Now, I think this situation is annoying, as a simple mistake where a
Platform.runLater wrapper was forgotten usually results in programs
operating mostly flawlessly, but then fail in mysterious and
random and
hard to reproduce ways. The blame is often put on FX as the
resulting
exceptions will almost never show the user code which was the actual
culprit. It can result in FX being perceived as unstable or buggy.
So I've been thinking if there isn't something we can do to detect
these
bugs originating from user code much earlier, similar to the
`ConcurrentModificationException` the collection classes do when
accessed in nested or concurrent contexts.

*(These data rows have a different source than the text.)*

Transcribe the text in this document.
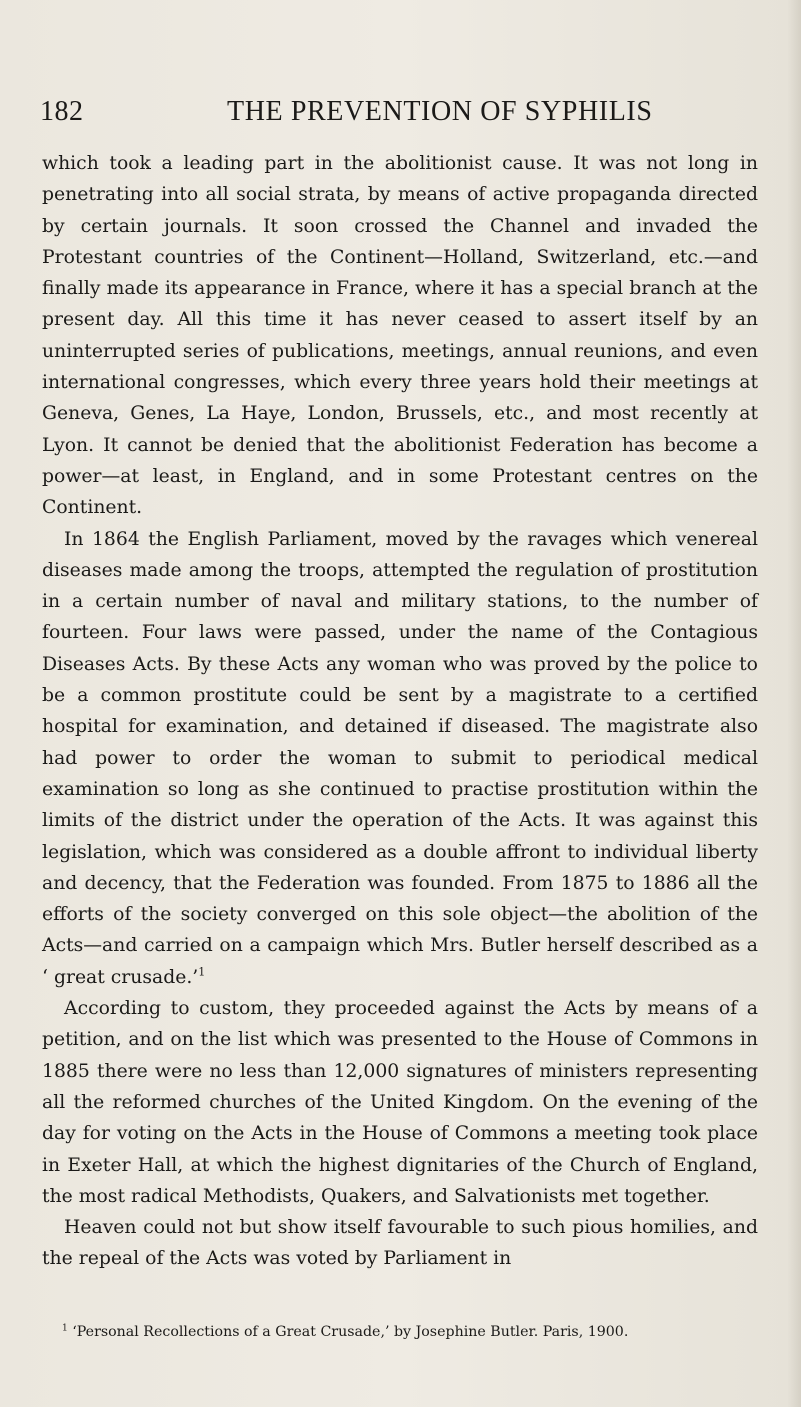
182	THE PREVENTION OF SYPHILIS

which took a leading part in the abolitionist cause. It was not long in penetrating into all social strata, by means of active propaganda directed by certain journals. It soon crossed the Channel and invaded the Protestant countries of the Continent—Holland, Switzerland, etc.—and finally made its appearance in France, where it has a special branch at the present day. All this time it has never ceased to assert itself by an uninterrupted series of publications, meetings, annual reunions, and even international congresses, which every three years hold their meetings at Geneva, Genes, La Haye, London, Brussels, etc., and most recently at Lyon. It cannot be denied that the abolitionist Federation has become a power—at least, in England, and in some Protestant centres on the Continent.

In 1864 the English Parliament, moved by the ravages which venereal diseases made among the troops, attempted the regulation of prostitution in a certain number of naval and military stations, to the number of fourteen. Four laws were passed, under the name of the Contagious Diseases Acts. By these Acts any woman who was proved by the police to be a common prostitute could be sent by a magistrate to a certified hospital for examination, and detained if diseased. The magistrate also had power to order the woman to submit to periodical medical examination so long as she continued to practise prostitution within the limits of the district under the operation of the Acts. It was against this legislation, which was considered as a double affront to individual liberty and decency, that the Federation was founded. From 1875 to 1886 all the efforts of the society converged on this sole object—the abolition of the Acts—and carried on a campaign which Mrs. Butler herself described as a ‘ great crusade.’$^1$

According to custom, they proceeded against the Acts by means of a petition, and on the list which was presented to the House of Commons in 1885 there were no less than 12,000 signatures of ministers representing all the reformed churches of the United Kingdom. On the evening of the day for voting on the Acts in the House of Commons a meeting took place in Exeter Hall, at which the highest dignitaries of the Church of England, the most radical Methodists, Quakers, and Salvationists met together.

Heaven could not but show itself favourable to such pious homilies, and the repeal of the Acts was voted by Parliament in

$^1$ ‘Personal Recollections of a Great Crusade,’ by Josephine Butler. Paris, 1900.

I think it may be possible to have properties check whether
they're part
of an active scene without too much of an performance impact,
possibly
even behind a switch. It would work like this:
Properties involved with Nodes will have an associated bean instance
(`getBean`). This is an object, but we could check here if this
instance implements an interface:
if (getBean() instanceof MayBePartOfSceneGraph x) {
if (x.isPartOfActiveScene() && !isOnFxThread()) {
throw new IllegalStateException("Property must
only be
used from the FX Application Thread");
}
}
This check could be done on every set of the property, and
potentially
on every get as well. It should be relatively cheap, but will expose
problematic code patterns at a much earlier stage. There's a chance
that this will "break" some programs that seemed to be behaving
correctly as well, so we may want to put it behind a switch until
such
programs (or libraries) can be fixed.
What do you all think?
--John
(*) Names of methods/interfaces are only used for illustration
purposes,
we can think of good names if this moves forward.